# How to get started on tour



## Shawncfer (Mar 8, 2011)

So Im just curious how people get started working on tours. I've worked load in and outs at local venues and of course there is always a crew touring with the show. How are people able to get those jobs? Is it just knowing people? Or being a union member in a certain city? Im sure you have to start off at the ground and work you're way up. But how do you start at the ground.

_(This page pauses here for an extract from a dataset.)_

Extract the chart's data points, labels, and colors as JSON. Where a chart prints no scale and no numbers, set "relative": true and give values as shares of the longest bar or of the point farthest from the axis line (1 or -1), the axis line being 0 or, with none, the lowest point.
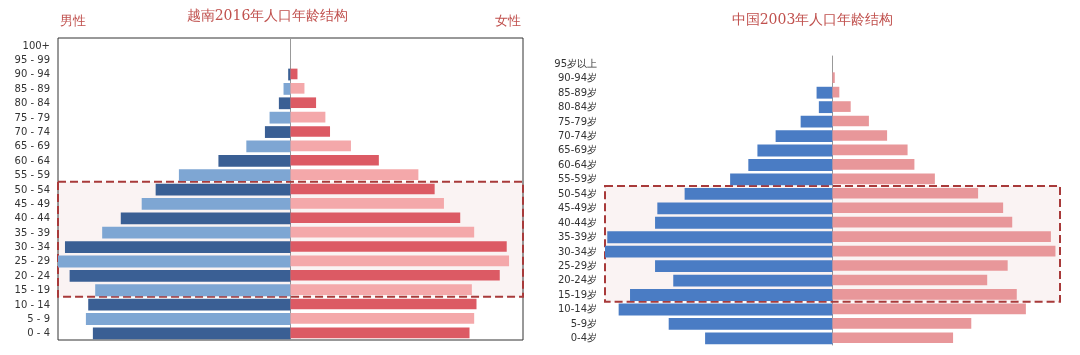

I know it requires time a dedication and its not something someone can just go into for a couple of months and leave. But I think sometime after college it would be an experience I would like to try, just to get an idea, before I decide to settle down.


----------



## len (Mar 8, 2011)

A lot of ways: you know the talent and they hire you, you work for the company providing gear, you have a highly specialized skill, you know someone else who is on the crew, etc. I don't know that search engines do that much for those kinds of jobs.


----------



## GBtimex (Mar 8, 2011)

I got started on my tour by doing applying online to the company and writing a letter. I know that sounds obvious but most big tours come from big companies and they have rules on how to hire someone. I have heard that from time to time locals have been picked up in a city and that is how they start their touring career. Personally I am suspicious of any tour that picks someone up on the spot without any kind of interview. That same tour may drop you just as fast as it picked you up. If you do not have a professional resume make one and include in there some references (in and ideal world; someone that you BOTH know) and see if you can get an interview. I had a phone interview for the better part of 2 hours before I was hired and then I got shipped to Australia less than a month later. I doubt this is the norm for everyone but it's how I got started. Look for a company you might want to tour with: FELD (if you have to), upstaging, or whomever. See if they are hiring and apply. The worst thing they can tell you is no. 

Best of luck to ya,

GBTimex 

P.S. if you can't be a roadie be a good local. You will make everyone on that tour happier if you can show up with a good attitude, tools ready and always ask "What's next, how do YOU want this to be done, and what comes after I get done with this?"


----------



## techieman33 (Mar 8, 2011)

If there is some down time towards the end of load in (never ask during load out) ask how they got hired on, if they know if they are hiring, etc. If you have impressed them a recommendation from them could help you a lot. Vee is another company that tends to hire younger more inexperienced hands. If you want to tour suck it up and work for one of them for a year or two, and if your good you'll have a couple of years of touring on your resume and have a much better chance of getting on with one of the better production companies.


----------



## What Rigger? (Mar 9, 2011)

Roadie.net 2.0

Probably not the best thing to look at if you're under 18. But it does present what's real.


----------



## bishopthomas (Mar 9, 2011)

I started touring by the "who you know" factor. Someone I know got a call for a tour, couldn't do it, and recommended me. I was on the road for about two years, traveling all over the world. There were definitely times I doubted my decision, but for the most part it was a great move, both personally and professionally.


----------



## Dillon (Mar 9, 2011)

Out of curiosity, what department is your focus? Not all positions are hired the same way.


----------



## mstaylor (Mar 9, 2011)

I have had abot a dozen of my local guys, including my son, by working hard and impressing the show guys. They have all been asked to submit a resume and been interviewed. A couple are still out there, others have come back and are working locally again.


----------



## Shawncfer (Mar 9, 2011)

Dillon, My focus is electrics


----------